Long story short - here's the results :-)
The front box has more space than the last one did. I also made a new annexe when I was given the top off a camper trailer. I modified that so it can be fit to either the trailer or the van making an excellent add-on room. We now have the versatility to our setup to have either the van, or the trailer act as base camp (or neither if we're wanting to stay easily mobile). This proved its worth on the last trip, where my trailer was used to ferry all our groups quads to the riding area (as my mates trailers are their bedroom's and base camps and so when setup - very difficult to move).
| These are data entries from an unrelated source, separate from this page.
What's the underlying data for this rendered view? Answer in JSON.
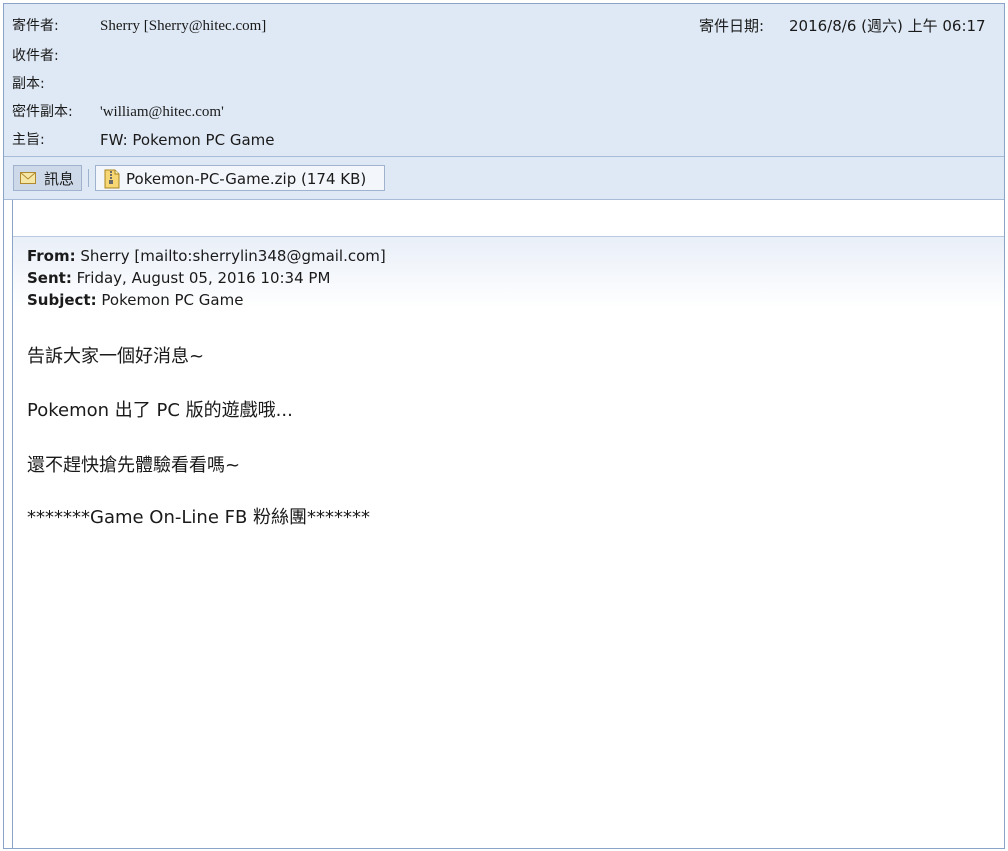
{
  "header": {
    "from_label": "寄件者:",
    "from_value": "Sherry [Sherry@hitec.com]",
    "to_label": "收件者:",
    "to_value": "",
    "cc_label": "副本:",
    "cc_value": "",
    "bcc_label": "密件副本:",
    "bcc_value": "'william@hitec.com'",
    "subject_label": "主旨:",
    "subject_value": "FW: Pokemon PC Game",
    "date_label": "寄件日期:",
    "date_value": "2016/8/6 (週六) 上午 06:17"
  },
  "tabs": {
    "message_label": "訊息",
    "attachment_label": "Pokemon-PC-Game.zip (174 KB)"
  },
  "forwarded": {
    "from_label": "From:",
    "from_value": " Sherry [mailto:sherrylin348@gmail.com]",
    "sent_label": "Sent:",
    "sent_value": " Friday, August 05, 2016 10:34 PM",
    "subject_label": "Subject:",
    "subject_value": " Pokemon PC Game"
  },
  "message": {
    "line1": "告訴大家一個好消息~",
    "line2": "Pokemon 出了 PC 版的遊戲哦...",
    "line3": "還不趕快搶先體驗看看嗎~",
    "line4": "*******Game On-Line FB 粉絲團*******"
  },
  "icons": {
    "message_tab_icon": "envelope-icon",
    "attachment_icon": "zip-file-icon"
  }
}
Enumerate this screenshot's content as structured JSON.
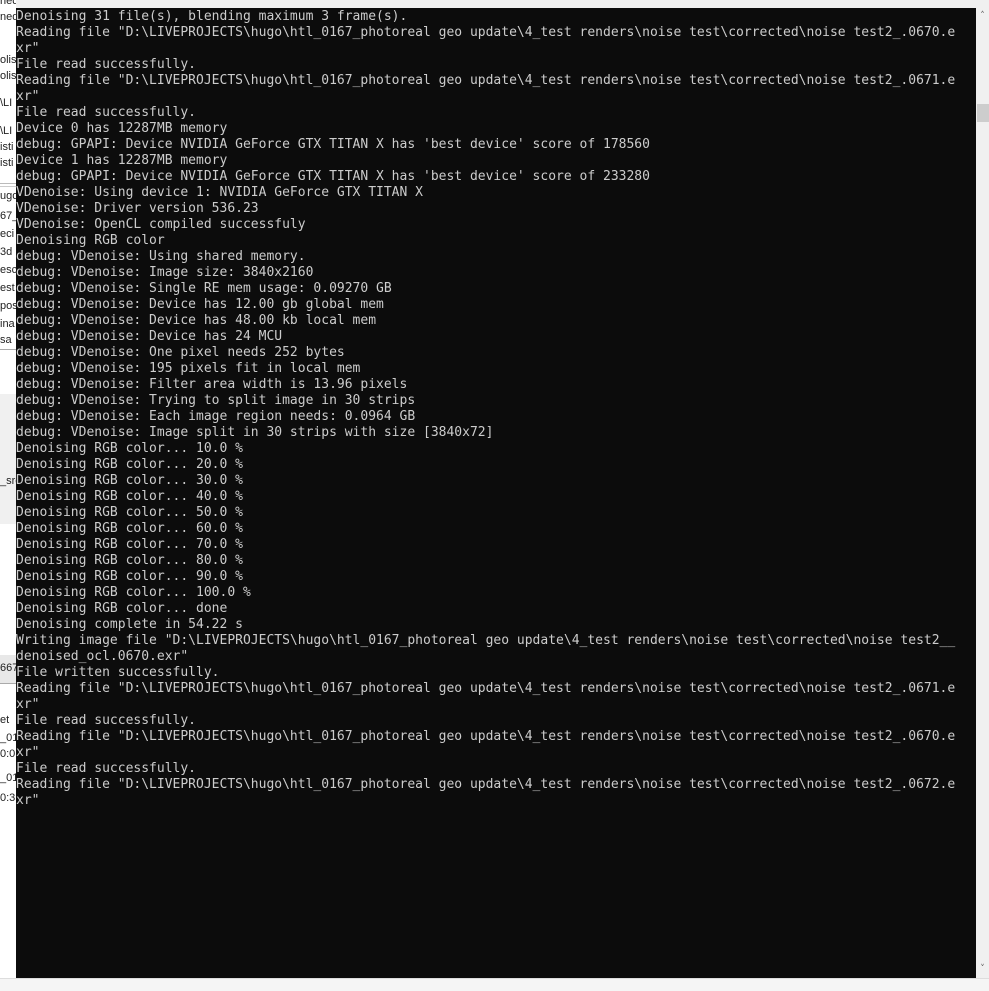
{
  "background_fragments": [
    "ned",
    "ned",
    "olis",
    "olis",
    "\\LI",
    "\\LI",
    "isti",
    "isti",
    "ugo",
    "67_",
    "eci",
    "3d",
    "esc",
    "est",
    "pos",
    "ina",
    "sa",
    "_src",
    "667,",
    "et",
    "_01",
    "0:0",
    "_01",
    "0:3"
  ],
  "console": {
    "lines": [
      "Denoising 31 file(s), blending maximum 3 frame(s).",
      "Reading file \"D:\\LIVEPROJECTS\\hugo\\htl_0167_photoreal geo update\\4_test renders\\noise test\\corrected\\noise test2_.0670.e",
      "xr\"",
      "File read successfully.",
      "Reading file \"D:\\LIVEPROJECTS\\hugo\\htl_0167_photoreal geo update\\4_test renders\\noise test\\corrected\\noise test2_.0671.e",
      "xr\"",
      "File read successfully.",
      "Device 0 has 12287MB memory",
      "debug: GPAPI: Device NVIDIA GeForce GTX TITAN X has 'best device' score of 178560",
      "Device 1 has 12287MB memory",
      "debug: GPAPI: Device NVIDIA GeForce GTX TITAN X has 'best device' score of 233280",
      "VDenoise: Using device 1: NVIDIA GeForce GTX TITAN X",
      "VDenoise: Driver version 536.23",
      "VDenoise: OpenCL compiled successfuly",
      "Denoising RGB color",
      "debug: VDenoise: Using shared memory.",
      "debug: VDenoise: Image size: 3840x2160",
      "debug: VDenoise: Single RE mem usage: 0.09270 GB",
      "debug: VDenoise: Device has 12.00 gb global mem",
      "debug: VDenoise: Device has 48.00 kb local mem",
      "debug: VDenoise: Device has 24 MCU",
      "debug: VDenoise: One pixel needs 252 bytes",
      "debug: VDenoise: 195 pixels fit in local mem",
      "debug: VDenoise: Filter area width is 13.96 pixels",
      "debug: VDenoise: Trying to split image in 30 strips",
      "debug: VDenoise: Each image region needs: 0.0964 GB",
      "debug: VDenoise: Image split in 30 strips with size [3840x72]",
      "Denoising RGB color... 10.0 %",
      "Denoising RGB color... 20.0 %",
      "Denoising RGB color... 30.0 %",
      "Denoising RGB color... 40.0 %",
      "Denoising RGB color... 50.0 %",
      "Denoising RGB color... 60.0 %",
      "Denoising RGB color... 70.0 %",
      "Denoising RGB color... 80.0 %",
      "Denoising RGB color... 90.0 %",
      "Denoising RGB color... 100.0 %",
      "Denoising RGB color... done",
      "Denoising complete in 54.22 s",
      "Writing image file \"D:\\LIVEPROJECTS\\hugo\\htl_0167_photoreal geo update\\4_test renders\\noise test\\corrected\\noise test2__",
      "denoised_ocl.0670.exr\"",
      "File written successfully.",
      "Reading file \"D:\\LIVEPROJECTS\\hugo\\htl_0167_photoreal geo update\\4_test renders\\noise test\\corrected\\noise test2_.0671.e",
      "xr\"",
      "File read successfully.",
      "Reading file \"D:\\LIVEPROJECTS\\hugo\\htl_0167_photoreal geo update\\4_test renders\\noise test\\corrected\\noise test2_.0670.e",
      "xr\"",
      "File read successfully.",
      "Reading file \"D:\\LIVEPROJECTS\\hugo\\htl_0167_photoreal geo update\\4_test renders\\noise test\\corrected\\noise test2_.0672.e",
      "xr\""
    ],
    "colors": {
      "background": "#0c0c0c",
      "text": "#cccccc"
    }
  },
  "scrollbar": {
    "up_icon": "chevron-up-icon",
    "down_icon": "chevron-down-icon",
    "position_fraction": 0.0
  }
}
The front box also now creates down force while driving at speed which makes it very very stable and easy to tow. The sides not flapping has also made a huge difference - the trailer is much quieter to tow too.
There's also a toolbox on the back so if I need to balance the trailer I can add weight there (or just for storing extra stuff).
There's still a jerry can on the back, and I was going to add another to balance that one off but I don't like the construction of these bought jerry can holders so I may build a pair myself. For the moment its not needed as I rarely go through more than half a jerry can in a long weekend with the new quad (seems to just keep going and going on one tank of fuel!!!).
Since those photo's I've made the ramps fold in half. The ramps used to be the sides of the trailer, but with the trailer now longer and of course it having different sides, the old ramps did not fit neatly on the trailer as they were. I've also added a winch (hand) for pulling up the big quad (the auto you just use the motor to drive it up onto the trailer itself). Its usually not an issue to push it up, but after one ride, found it almost impossible to load the quad because we were in the middle of a big mud bowl we get any traction in order to push!